I have been slowly reading through the Verizon Data Breach Report (which is awesome!) and one thing kept niggling at me. As I read through it, this popped into my mind: Are the numbers maybe skewed by just one or a couple huge cases?
My Hypothesis: Only one or a couple of breach cases are responsible for a huge majority of the records breached.
So I started taking notes and went back into the report a bit. Satisfied with my findings, I read on not 1 more page before the authors outright stated on page 32: “The top five breaches account for 93 percent of total records compromised.” Way to deflate my balloon!
Nonetheless, it does diminish the value of the graphs dealing with number or percent of records, which I think the authors acknowledged by keying more on the breaches and less on the records disclosed. So that’s good!
Following are the notes I had taken to investigate my hypothesis. They’re here mostly just to hear myself talk, and don’t necessarily have much actual use othewise. But feel free to read if you want.
90 breaches in the study (pg 6)
285,000,000 records involved (pg 6)
financial services account for 30% of the breaches (~30) (pg 6)
financial services account for 93% of the records (265,000,000) (pg7)
external sources account for about 93% of the records (266,788,000) (pg 11)
median of external records per breach is 37,847 (pg 11)
I’m going to guess that all of the meaningful financial services breaches occurred with external sources, considering the numbers above. This means that out of 30 breaches with a total record disclosure of 265,000,000, the average breach should be 8.8 million. If this were a normal distribution, the average and median should be similar, but they’re not even close. To me, this indicates just a couple large numbers, while many of the others were quite small.
95% of records were breached by an attack of high difficulty (pg 28)
There are some other numbers which indicate that there was really not just one single large incident, but at least a few.

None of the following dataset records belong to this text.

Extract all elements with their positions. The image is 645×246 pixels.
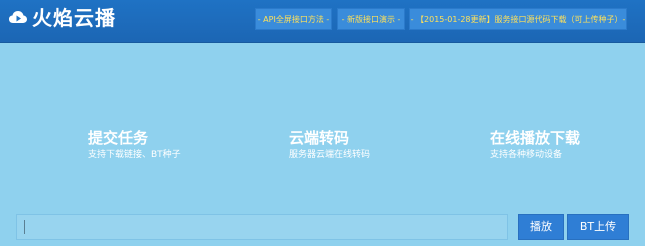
feature-title: 云端转码 <box>289 129 350 147</box>
feature-desc: 支持下载链接、BT种子 <box>88 150 181 160</box>
feature-desc: 支持各种移动设备 <box>490 150 563 160</box>
source-download-link[interactable]: - 【2015-01-28更新】服务接口源代码下载（可上传种子）- <box>409 8 627 30</box>
logo-text: 火焰云播 <box>32 6 116 30</box>
url-input[interactable] <box>16 214 508 240</box>
site-logo[interactable]: 火焰云播 <box>8 6 116 30</box>
feature-desc: 服务器云端在线转码 <box>289 150 371 160</box>
text-cursor <box>24 220 25 234</box>
cloud-play-icon <box>9 11 27 23</box>
new-api-demo-link[interactable]: - 新版接口演示 - <box>337 8 405 30</box>
api-fullscreen-link[interactable]: - API全屏接口方法 - <box>255 8 332 30</box>
bt-upload-button[interactable]: BT上传 <box>567 214 629 240</box>
feature-title: 在线播放下载 <box>490 129 581 147</box>
feature-submit-task: 提交任务 支持下载链接、BT种子 <box>88 128 181 162</box>
top-header: 火焰云播 - API全屏接口方法 - - 新版接口演示 - - 【2015-01… <box>0 0 645 42</box>
feature-cloud-transcode: 云端转码 服务器云端在线转码 <box>289 128 370 162</box>
feature-online-play: 在线播放下载 支持各种移动设备 <box>490 128 580 162</box>
play-button[interactable]: 播放 <box>518 214 564 240</box>
feature-title: 提交任务 <box>88 129 149 147</box>
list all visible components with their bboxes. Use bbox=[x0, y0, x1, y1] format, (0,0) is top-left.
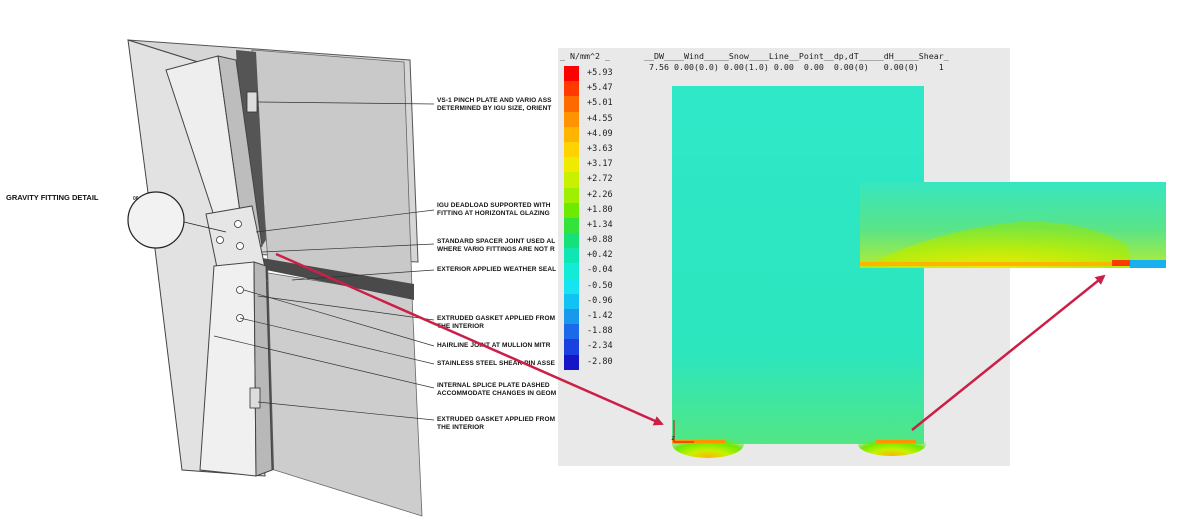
callout-splice-plate: INTERNAL SPLICE PLATE DASHED ACCOMMODATE… bbox=[437, 382, 557, 397]
callout-weather-seal: EXTERIOR APPLIED WEATHER SEAL bbox=[437, 266, 557, 273]
callout-igu-deadload: IGU DEADLOAD SUPPORTED WITH FITTING AT H… bbox=[437, 202, 551, 217]
callout-shear-pin: STAINLESS STEEL SHEAR PIN ASSE bbox=[437, 360, 556, 367]
shear-pin bbox=[216, 236, 224, 244]
stress-hotspot-left bbox=[672, 430, 744, 458]
zoom-peak-stress bbox=[1112, 260, 1130, 266]
glass-panel-lower bbox=[261, 271, 423, 517]
detail-title: GRAVITY FITTING DETAIL bbox=[6, 193, 99, 202]
callout-gasket-upper: EXTRUDED GASKET APPLIED FROM THE INTERIO… bbox=[437, 315, 556, 330]
axis-z-label: z bbox=[671, 434, 675, 442]
callout-spacer-joint: STANDARD SPACER JOINT USED AL WHERE VARI… bbox=[437, 238, 556, 253]
stress-hotspot-right bbox=[858, 432, 926, 456]
shear-pin bbox=[236, 242, 244, 250]
shear-pin bbox=[236, 286, 244, 294]
zoom-contour bbox=[860, 182, 1166, 268]
glass-panel-upper-face bbox=[251, 49, 413, 289]
gasket-clip bbox=[249, 387, 261, 409]
support-edge-right bbox=[876, 440, 916, 443]
callout-gasket-lower: EXTRUDED GASKET APPLIED FROM THE INTERIO… bbox=[437, 416, 556, 431]
callout-hairline-joint: HAIRLINE JOINT AT MULLION MITR bbox=[437, 342, 551, 349]
callout-pinch-plate: VS-1 PINCH PLATE AND VARIO ASS DETERMINE… bbox=[437, 97, 552, 112]
zoom-detail-view bbox=[860, 182, 1166, 268]
detail-id-label: 06 bbox=[133, 196, 139, 202]
shear-pin bbox=[234, 220, 242, 228]
pinch-plate-clip bbox=[246, 91, 258, 113]
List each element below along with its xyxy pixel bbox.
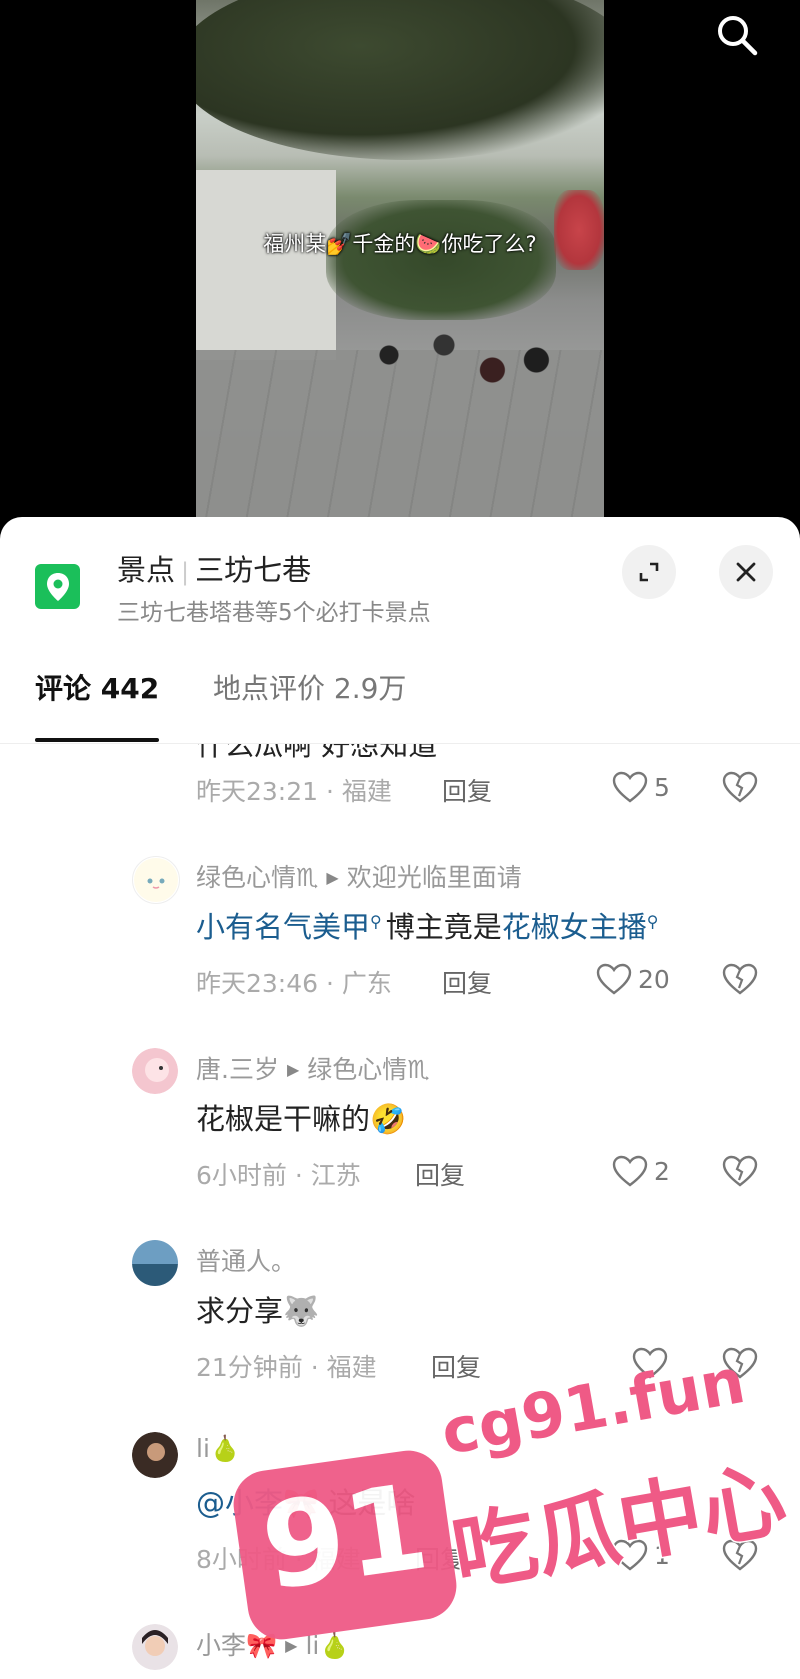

If there was just one large incident, these numbers would also be nearly 90%, but they’re not:
Financial services almost certainly were targeted by just the larger % types of hacking from the graph on page 17: SQL injection, improperly constrained or misconfigured ACLs, and unauthorized access via default or shared credentials. The attack was through a web application (79%) and remote access & mgmt (27%) and/or End-User Systems (26%). (pg 19) This could certainly indicate at least 2 major incidents that account for this huge number of records breaches in 2008. In fact, I wouldn’t be surprised if one large incident was due to a web app, and a second was a combination of remote access andend-user systems, with those two attacks being the huge majority of the records.
I’m actually surprised that no graph was presented which shows that a huge percentage of the records fell to targeted breaches, as that is what I suspect, at least with highly difficult breaches, anyway.
Certainly these couple financial services breaches housed online data, as 99.9% of all records were online data (pg 30), i.e. payment card records which were 98% of all records (pg 32).
Hell, page 32 confirms my suspicions: the top 5 breaches contribute 93% of all records. Doh!